Inch by inch, I clawed my way to drier ground.

It was there—straight ahead of me: the Dark Book. I could feel it, fifty yards from where I scrabbled for purchase. Maybe less. And it wasn't just a Book. Oh, no. It was nothing that simple. It pulsated darkly, charring the edges of my mind.

Why wasn't I passing out?

Why wouldn't this pain
end?

I felt like I was dying. Saliva flooded my mouth, frothing into foam at my lips. I wanted desperately to throw up but I couldn't. Even my stomach was locked down by pain.

Moaning, I tried to raise my head. I had to see it. I'd been close to it before, but I'd never
seen
it. I'd always passed out first. If I wasn't going to lose consciousness, I had questions I wanted answered. I didn't even know what it looked like. Who had it? What were they doing with it? Why did I keep having near brushes with it?

Shuddering, I pushed back onto my knees, shoved a hank of sour-smelling hair from my face, and looked.

The street that only moments ago had bustled with tourists making their merry way from one open pub door to the next was now scourged clean by the dark arctic wind. Doors had been slammed, music silenced.

Leaving only me.

And
them
.

The vision before me was not at all what I'd expected.

A gunman had a huddle of people backed against the wall of a building, a family of tourists with deep Texan accents, cameras swinging around their necks. The barrel of a semiautomatic weapon gleamed in the moonlight. The father was yelling, the mother was screaming, trying to gather three small children into her arms.

“No!” I shouted. At least I think I did. I'm not sure I actually made a sound. My lungs were compressed with pain.

The gunman let loose a spray of bullets, silencing their cries. He killed the youngest last—a delicate blond girl of four or five, with wide, pleading eyes that would haunt me till the day I died. A girl I couldn't save because I couldn't fecking
move
. Paralyzed by pain-deadened limbs, I could only kneel there, screaming inside my head.

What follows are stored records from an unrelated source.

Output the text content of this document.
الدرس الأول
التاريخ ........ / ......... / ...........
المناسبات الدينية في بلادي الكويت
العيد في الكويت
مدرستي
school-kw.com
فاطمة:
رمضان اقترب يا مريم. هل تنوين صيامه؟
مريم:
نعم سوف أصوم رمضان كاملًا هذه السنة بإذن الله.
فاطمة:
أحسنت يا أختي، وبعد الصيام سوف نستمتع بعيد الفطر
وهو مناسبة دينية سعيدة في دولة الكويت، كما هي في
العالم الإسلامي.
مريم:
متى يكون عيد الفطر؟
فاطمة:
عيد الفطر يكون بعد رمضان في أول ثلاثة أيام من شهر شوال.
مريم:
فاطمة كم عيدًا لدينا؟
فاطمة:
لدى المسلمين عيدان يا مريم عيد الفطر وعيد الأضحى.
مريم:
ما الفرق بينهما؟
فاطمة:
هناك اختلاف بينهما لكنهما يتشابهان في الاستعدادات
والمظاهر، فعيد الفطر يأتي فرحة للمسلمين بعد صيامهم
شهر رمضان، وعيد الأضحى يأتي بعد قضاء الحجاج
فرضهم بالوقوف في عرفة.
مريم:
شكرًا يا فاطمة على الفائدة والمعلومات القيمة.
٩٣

Why was this happening? Where was the
Sinsar Dubh?
Why couldn't I see it?

The man turned, and I inhaled sharply.

A book was tucked beneath his arm.

A perfectly innocuous hardcover, about three hundred and fifty pages thick, no dust jacket, pale gray backing, red binding. The kind of well-read hardcover you might find in any used bookstore, in any city.

I gaped. Was I supposed to believe
that
was the million-year-old book of the blackest magic imaginable, scribed by the Unseelie King? Was this supposed to be funny? How anticlimactic. How absurd.